Inquiétudes sur INCLUSCOL pour l'aménagement des examens
Auteur :
Sébastien Saint-Pasteur
— Socialistes et apparentés
(Gironde · 7ᵉ circ.)
Ministère interrogé : Ministère délégué auprès de la ministre de la santé, des familles, de l’autonomie et des personnes handicapées, chargé de l’autonomie et des personnes handicapées
Ministère attributaire : Ministère délégué auprès de la ministre de la santé, des familles, de l’autonomie et des personnes handicapées, chargé de l’autonomie et des personnes handicapées
Rubrique : personnes handicapées
Date de la question : 2026-04-14
Date de la réponse : —
Texte de la question
M. Sébastien Saint-Pasteur attire l'attention de Mme la ministre déléguée auprès de la ministre de la santé, des familles, de l'autonomie et des personnes handicapées, chargée de l'autonomie et des personnes handicapées, sur les conséquences des nouvelles modalités d'aménagement des examens des élèves présentant des troubles du neurodéveloppement. Le cadre législatif, en vigueur depuis 2006, garantit aux élèves en situation de handicap des évaluations adaptées afin de rétablir une équité nécessaire entre les candidats. Ce principe fondamental d'école inclusive a été rappelé par la Défenseure des droits, qui souligne que tout manquement à ces aménagements constitue une discrimination caractérisée dans le parcours scolaire. Il convient de noter que pour les élèves « dys », la compensation des troubles par des aides humaines ou techniques est la condition sine qua non de la validation de leurs compétences. À rebours de ces engagements, le déploiement de l'application numérique « INCLUSCOL », conçue sans concertation préalable avec les instances représentatives, modifie profondément l'accès à ces droits. Désormais, le chef d'établissement devient le seul décideur des aménagements, s'appuyant sur des guides de gestion locaux qui privilégient une approche par « troubles » plutôt que par « besoins ». Des témoignages font ainsi état de refus d'aménagements essentiels, comme la réduction du nombre de textes à l'oral de français, au motif restrictif de l'absence de troubles de la mémorisation avérés. Or cette gestion administrative rigide remet en cause le principe d'égalité des chances et prend au dépourvu des familles désormais exclues du processus de demande.
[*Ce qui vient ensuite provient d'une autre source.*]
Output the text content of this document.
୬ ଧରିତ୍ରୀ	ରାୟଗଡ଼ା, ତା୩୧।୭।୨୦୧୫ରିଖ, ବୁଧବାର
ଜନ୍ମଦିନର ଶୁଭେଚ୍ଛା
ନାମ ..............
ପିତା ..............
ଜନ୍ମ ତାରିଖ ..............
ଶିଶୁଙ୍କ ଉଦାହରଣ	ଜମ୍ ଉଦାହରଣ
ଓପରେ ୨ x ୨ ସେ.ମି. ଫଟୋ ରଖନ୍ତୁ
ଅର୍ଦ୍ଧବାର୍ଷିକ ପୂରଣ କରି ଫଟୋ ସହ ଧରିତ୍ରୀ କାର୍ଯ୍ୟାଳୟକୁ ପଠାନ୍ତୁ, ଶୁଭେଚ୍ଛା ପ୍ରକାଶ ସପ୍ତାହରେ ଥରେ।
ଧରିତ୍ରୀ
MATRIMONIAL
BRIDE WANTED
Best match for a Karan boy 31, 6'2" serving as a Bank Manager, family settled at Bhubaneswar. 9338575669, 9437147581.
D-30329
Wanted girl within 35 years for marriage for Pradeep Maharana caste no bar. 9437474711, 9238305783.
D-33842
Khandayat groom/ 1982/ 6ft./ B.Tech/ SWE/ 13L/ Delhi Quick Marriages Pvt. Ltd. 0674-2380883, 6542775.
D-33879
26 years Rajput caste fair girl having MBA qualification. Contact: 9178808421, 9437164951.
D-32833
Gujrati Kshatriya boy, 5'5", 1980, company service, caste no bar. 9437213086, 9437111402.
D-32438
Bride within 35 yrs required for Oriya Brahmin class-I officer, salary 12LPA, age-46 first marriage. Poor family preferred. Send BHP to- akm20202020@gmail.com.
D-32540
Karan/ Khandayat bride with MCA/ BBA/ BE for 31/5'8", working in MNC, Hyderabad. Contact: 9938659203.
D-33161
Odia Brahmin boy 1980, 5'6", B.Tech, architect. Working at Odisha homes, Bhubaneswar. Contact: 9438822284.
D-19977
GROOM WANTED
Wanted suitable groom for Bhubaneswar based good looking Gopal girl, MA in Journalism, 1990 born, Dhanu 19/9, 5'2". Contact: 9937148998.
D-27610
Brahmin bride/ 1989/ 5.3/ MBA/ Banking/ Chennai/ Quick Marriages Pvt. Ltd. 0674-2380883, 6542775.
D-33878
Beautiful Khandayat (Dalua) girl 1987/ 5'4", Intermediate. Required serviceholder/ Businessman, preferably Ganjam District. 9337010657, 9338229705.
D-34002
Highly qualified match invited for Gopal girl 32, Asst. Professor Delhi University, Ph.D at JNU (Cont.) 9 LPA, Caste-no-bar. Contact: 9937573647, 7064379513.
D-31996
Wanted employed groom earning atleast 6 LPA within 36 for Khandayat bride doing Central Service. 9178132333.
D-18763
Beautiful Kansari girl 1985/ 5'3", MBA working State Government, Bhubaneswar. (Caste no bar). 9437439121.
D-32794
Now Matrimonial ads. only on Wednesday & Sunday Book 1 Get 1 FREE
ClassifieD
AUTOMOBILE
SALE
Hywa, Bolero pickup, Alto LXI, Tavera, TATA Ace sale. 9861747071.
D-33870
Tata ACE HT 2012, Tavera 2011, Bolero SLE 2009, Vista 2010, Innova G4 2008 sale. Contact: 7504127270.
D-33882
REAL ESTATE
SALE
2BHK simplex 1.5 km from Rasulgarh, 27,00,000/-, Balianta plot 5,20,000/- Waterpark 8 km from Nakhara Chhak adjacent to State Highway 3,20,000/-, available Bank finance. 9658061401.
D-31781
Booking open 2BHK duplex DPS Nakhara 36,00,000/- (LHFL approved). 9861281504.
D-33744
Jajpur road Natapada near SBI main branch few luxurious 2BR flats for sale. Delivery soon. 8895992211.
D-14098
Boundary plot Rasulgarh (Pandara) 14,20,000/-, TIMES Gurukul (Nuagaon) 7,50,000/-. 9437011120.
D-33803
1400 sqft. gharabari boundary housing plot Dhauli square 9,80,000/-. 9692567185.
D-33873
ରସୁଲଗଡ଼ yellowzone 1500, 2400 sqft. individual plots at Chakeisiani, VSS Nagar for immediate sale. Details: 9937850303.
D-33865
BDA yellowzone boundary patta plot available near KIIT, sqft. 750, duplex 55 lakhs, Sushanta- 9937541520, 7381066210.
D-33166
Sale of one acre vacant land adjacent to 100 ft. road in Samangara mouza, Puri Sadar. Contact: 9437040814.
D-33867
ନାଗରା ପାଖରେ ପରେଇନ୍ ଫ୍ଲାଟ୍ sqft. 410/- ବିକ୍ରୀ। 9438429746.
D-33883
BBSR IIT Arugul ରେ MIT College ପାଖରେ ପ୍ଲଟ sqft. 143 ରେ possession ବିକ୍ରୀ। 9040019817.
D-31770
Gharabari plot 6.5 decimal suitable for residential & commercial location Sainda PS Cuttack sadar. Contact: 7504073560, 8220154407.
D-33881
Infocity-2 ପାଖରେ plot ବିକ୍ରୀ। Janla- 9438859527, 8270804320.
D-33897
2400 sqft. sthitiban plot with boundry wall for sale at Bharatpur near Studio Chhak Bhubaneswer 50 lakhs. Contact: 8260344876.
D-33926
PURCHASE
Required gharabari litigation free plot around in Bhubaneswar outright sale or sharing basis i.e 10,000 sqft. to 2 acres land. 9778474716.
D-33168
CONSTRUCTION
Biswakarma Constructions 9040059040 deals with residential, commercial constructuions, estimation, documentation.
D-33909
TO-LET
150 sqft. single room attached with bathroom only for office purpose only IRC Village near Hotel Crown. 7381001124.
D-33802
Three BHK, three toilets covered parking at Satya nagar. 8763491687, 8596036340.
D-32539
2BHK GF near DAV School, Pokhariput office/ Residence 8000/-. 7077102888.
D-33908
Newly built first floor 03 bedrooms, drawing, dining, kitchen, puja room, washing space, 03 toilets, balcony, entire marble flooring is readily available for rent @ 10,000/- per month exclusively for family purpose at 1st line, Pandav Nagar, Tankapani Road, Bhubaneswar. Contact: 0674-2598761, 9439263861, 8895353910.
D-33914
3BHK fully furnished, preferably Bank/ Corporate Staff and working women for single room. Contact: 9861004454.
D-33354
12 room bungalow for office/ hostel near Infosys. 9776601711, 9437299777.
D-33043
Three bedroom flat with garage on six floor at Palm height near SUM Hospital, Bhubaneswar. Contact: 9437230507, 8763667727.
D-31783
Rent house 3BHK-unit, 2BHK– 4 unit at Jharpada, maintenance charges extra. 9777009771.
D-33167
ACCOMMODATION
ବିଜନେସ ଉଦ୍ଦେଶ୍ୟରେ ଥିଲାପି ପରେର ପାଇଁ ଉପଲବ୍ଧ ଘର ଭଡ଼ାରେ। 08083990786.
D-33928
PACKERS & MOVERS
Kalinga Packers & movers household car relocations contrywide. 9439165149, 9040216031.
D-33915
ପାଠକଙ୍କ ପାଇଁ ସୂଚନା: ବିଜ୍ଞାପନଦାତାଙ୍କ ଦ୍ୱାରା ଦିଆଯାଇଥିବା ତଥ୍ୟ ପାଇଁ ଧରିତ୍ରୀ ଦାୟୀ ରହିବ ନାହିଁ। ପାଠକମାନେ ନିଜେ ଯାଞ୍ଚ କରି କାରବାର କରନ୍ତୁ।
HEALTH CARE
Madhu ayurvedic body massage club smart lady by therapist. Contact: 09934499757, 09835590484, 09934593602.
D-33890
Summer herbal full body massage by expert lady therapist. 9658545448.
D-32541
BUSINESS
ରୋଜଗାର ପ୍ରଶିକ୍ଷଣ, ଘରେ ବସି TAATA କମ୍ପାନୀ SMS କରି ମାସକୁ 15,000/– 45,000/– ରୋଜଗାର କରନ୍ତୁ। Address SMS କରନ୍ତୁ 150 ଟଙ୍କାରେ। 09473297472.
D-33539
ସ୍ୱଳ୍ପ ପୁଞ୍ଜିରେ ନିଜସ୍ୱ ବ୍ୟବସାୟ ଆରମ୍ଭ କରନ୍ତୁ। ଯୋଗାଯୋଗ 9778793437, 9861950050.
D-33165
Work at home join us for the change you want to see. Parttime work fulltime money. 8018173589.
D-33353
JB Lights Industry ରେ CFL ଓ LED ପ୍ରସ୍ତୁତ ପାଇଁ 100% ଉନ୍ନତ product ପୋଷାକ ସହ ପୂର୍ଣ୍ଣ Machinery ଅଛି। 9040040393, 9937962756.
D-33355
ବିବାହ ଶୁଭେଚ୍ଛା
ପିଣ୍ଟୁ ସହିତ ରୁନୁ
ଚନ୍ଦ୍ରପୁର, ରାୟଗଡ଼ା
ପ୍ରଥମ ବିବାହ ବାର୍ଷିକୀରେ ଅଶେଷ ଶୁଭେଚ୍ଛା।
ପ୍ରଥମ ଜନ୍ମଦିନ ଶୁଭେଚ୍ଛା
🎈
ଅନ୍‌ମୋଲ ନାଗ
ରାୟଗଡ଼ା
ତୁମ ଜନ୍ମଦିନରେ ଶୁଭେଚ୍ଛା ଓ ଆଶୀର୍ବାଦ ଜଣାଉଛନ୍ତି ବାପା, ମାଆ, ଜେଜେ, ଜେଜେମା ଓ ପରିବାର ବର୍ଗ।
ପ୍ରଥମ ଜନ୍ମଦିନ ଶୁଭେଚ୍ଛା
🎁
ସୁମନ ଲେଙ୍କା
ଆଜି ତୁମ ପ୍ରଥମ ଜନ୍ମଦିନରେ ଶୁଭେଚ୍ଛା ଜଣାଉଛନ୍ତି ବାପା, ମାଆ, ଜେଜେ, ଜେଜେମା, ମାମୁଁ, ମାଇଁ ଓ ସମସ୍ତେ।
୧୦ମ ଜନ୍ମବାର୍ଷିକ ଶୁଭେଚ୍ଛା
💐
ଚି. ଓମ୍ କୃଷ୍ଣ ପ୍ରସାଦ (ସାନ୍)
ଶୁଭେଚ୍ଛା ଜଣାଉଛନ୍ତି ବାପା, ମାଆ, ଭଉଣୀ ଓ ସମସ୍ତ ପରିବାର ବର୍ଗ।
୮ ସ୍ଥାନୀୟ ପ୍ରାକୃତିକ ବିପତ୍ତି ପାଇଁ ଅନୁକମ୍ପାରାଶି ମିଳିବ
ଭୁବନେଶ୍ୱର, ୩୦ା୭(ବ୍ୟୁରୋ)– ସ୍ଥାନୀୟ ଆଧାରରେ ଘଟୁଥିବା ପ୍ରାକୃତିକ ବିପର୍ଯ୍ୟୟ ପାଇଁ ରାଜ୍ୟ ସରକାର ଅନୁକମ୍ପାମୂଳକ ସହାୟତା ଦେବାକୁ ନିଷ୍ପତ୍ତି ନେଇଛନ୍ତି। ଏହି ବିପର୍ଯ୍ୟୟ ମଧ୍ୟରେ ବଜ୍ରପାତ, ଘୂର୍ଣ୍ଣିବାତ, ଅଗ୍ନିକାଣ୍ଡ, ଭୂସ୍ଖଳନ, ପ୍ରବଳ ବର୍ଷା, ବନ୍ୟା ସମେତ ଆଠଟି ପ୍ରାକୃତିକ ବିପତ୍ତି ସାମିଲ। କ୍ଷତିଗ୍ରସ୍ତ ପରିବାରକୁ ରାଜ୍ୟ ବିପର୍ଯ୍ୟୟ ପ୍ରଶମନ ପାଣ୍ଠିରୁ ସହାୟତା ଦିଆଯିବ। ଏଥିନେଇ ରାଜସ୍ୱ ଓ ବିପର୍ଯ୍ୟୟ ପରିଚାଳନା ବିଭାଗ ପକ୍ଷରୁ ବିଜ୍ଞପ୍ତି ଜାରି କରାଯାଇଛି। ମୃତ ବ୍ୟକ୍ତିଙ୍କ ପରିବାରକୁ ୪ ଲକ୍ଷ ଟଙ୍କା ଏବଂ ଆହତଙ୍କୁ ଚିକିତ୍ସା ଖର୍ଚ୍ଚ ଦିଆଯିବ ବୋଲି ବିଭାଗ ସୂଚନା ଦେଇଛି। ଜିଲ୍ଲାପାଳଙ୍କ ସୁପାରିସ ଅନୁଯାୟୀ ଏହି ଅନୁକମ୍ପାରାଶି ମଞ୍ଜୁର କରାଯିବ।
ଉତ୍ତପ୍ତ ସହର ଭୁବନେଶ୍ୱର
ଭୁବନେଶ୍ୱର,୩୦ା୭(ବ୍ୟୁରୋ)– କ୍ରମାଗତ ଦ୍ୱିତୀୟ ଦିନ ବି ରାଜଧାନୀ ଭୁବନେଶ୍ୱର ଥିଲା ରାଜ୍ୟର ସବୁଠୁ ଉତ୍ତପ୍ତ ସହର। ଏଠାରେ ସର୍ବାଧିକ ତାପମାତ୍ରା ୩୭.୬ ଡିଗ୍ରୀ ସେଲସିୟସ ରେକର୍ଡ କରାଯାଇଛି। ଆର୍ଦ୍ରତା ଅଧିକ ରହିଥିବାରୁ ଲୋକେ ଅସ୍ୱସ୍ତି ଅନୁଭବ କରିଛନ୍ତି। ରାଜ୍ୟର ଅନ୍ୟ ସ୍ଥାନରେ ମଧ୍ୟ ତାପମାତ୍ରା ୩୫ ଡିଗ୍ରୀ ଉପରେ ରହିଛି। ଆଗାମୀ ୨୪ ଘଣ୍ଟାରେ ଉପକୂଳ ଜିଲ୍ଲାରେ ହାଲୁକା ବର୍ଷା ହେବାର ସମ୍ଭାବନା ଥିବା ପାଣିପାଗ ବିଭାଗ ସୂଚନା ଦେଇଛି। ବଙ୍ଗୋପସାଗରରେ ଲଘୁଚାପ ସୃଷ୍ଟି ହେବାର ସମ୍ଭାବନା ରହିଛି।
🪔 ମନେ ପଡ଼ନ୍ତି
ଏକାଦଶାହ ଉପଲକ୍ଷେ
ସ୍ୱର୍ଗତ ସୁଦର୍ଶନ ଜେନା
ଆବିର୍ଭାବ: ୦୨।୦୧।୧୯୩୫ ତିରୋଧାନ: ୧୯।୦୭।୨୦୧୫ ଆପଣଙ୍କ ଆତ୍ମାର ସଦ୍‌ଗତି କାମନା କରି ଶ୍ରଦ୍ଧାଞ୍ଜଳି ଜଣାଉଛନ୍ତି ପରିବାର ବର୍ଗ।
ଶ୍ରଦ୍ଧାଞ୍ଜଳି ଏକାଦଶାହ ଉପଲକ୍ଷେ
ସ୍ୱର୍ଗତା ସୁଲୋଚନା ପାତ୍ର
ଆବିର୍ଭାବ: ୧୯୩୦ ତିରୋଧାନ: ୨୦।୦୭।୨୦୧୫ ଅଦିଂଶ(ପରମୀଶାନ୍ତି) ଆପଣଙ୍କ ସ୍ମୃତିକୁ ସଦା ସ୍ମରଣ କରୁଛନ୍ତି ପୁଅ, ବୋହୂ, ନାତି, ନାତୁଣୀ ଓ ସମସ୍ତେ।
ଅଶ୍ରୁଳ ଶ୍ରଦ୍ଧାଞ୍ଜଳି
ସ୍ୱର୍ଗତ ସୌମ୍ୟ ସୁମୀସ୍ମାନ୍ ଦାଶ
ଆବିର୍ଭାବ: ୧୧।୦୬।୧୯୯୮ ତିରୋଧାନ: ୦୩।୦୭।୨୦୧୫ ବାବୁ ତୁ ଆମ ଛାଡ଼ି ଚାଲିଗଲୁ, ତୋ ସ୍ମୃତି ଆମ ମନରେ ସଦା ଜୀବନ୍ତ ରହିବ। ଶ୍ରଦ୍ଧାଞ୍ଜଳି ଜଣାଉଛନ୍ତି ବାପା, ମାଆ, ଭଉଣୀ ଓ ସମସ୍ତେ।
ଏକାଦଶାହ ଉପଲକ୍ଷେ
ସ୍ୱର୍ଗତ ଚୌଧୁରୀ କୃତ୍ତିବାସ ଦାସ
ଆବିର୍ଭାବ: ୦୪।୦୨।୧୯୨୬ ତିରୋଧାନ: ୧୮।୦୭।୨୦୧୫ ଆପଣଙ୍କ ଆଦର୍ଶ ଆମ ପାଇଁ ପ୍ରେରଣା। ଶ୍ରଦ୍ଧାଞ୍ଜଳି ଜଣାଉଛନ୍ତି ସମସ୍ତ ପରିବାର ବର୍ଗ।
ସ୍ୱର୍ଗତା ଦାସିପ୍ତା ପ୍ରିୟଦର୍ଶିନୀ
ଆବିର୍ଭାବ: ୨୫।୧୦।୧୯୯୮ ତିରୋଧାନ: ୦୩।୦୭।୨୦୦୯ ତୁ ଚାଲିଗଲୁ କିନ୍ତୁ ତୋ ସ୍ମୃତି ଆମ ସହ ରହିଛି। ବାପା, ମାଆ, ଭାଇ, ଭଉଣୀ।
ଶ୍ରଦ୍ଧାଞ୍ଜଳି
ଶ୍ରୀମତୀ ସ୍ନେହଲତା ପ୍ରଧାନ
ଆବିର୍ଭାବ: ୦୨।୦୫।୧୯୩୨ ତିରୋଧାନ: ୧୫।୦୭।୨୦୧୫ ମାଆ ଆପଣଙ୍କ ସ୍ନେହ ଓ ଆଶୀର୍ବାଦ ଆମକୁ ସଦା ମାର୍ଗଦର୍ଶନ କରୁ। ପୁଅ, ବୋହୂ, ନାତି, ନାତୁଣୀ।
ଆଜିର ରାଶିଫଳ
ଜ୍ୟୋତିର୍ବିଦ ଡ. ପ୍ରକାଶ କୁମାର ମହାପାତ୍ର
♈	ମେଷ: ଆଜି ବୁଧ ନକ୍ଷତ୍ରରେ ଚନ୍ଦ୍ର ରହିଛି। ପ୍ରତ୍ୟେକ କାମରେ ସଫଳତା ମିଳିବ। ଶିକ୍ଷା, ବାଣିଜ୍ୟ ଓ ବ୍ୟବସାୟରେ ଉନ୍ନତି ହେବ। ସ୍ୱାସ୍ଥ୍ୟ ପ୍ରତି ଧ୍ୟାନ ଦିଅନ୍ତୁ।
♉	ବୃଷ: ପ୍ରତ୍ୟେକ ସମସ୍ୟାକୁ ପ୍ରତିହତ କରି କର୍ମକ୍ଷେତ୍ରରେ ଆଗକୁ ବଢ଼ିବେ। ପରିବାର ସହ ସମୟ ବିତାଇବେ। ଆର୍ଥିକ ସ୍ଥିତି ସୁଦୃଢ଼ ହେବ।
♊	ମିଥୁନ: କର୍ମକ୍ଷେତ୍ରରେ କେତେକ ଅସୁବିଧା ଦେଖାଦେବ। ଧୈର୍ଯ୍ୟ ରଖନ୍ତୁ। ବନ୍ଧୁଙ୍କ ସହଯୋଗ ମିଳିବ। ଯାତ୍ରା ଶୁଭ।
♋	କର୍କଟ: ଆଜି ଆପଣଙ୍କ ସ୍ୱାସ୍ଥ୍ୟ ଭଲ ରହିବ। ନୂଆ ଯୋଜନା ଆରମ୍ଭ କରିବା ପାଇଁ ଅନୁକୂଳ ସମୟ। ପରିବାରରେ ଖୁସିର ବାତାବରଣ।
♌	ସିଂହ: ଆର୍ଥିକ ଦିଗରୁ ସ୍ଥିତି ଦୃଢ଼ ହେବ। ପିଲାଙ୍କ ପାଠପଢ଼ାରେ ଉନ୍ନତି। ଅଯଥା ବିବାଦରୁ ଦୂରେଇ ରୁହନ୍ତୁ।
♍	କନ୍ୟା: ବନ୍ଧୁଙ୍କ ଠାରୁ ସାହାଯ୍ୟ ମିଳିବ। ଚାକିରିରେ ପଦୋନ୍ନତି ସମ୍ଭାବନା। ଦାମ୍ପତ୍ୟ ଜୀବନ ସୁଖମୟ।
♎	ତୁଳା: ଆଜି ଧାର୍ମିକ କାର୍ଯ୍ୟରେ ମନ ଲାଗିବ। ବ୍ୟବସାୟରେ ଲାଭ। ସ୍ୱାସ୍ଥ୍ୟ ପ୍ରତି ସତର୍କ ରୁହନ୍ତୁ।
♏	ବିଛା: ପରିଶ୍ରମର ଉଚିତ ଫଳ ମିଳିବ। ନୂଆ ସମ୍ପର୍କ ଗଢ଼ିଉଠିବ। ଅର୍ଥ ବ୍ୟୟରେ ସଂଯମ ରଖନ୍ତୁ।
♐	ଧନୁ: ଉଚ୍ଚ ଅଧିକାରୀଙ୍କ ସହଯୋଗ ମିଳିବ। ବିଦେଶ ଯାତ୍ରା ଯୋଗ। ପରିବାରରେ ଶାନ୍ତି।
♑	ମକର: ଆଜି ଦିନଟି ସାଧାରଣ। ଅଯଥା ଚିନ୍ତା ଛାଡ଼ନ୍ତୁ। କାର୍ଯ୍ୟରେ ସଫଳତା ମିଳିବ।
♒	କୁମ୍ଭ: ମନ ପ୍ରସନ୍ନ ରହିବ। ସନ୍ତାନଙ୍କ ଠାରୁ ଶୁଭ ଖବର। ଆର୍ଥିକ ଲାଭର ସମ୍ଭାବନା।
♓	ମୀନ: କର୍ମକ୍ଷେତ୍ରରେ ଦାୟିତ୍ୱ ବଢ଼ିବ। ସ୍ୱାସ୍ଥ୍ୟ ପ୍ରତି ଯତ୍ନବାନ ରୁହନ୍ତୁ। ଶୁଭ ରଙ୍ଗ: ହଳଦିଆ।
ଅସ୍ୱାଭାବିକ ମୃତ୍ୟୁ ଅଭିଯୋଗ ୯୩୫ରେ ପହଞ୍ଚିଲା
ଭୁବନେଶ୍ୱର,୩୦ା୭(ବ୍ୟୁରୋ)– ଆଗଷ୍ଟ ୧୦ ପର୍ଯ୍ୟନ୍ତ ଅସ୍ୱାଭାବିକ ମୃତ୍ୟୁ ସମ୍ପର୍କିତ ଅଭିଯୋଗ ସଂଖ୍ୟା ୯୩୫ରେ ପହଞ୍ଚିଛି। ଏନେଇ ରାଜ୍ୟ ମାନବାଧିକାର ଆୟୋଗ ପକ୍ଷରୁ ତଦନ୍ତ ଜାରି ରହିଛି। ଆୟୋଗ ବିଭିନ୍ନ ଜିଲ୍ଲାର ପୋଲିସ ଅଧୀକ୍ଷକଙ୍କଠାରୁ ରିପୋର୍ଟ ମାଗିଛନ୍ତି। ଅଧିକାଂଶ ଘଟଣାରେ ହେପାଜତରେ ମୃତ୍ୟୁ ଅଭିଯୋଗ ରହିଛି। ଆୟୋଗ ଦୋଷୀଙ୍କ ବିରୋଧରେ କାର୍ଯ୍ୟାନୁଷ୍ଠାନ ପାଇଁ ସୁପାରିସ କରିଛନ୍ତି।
Outre l'inégalité créée par ladite procédure, l'obligation de fournir des documents médicaux confidentiels à des personnels de direction non formés questionne. Cela affaiblit la promesse d'une école réellement inclusive que le Gouvernement entend pourtant promouvoir. Il lui demande donc quelles mesures elle entend mettre en place afin de garantir un accès équitable et simplifié aux aménagements d'examens et si elle va reconsidérer la place des familles dans le dispositif INCLUSCOL et assurer que les guides académiques respectent strictement le droit à la compensation sans ajouter de conditions restrictives.
Réponse ministérielle
Aucune réponse ministérielle publiée à ce jour.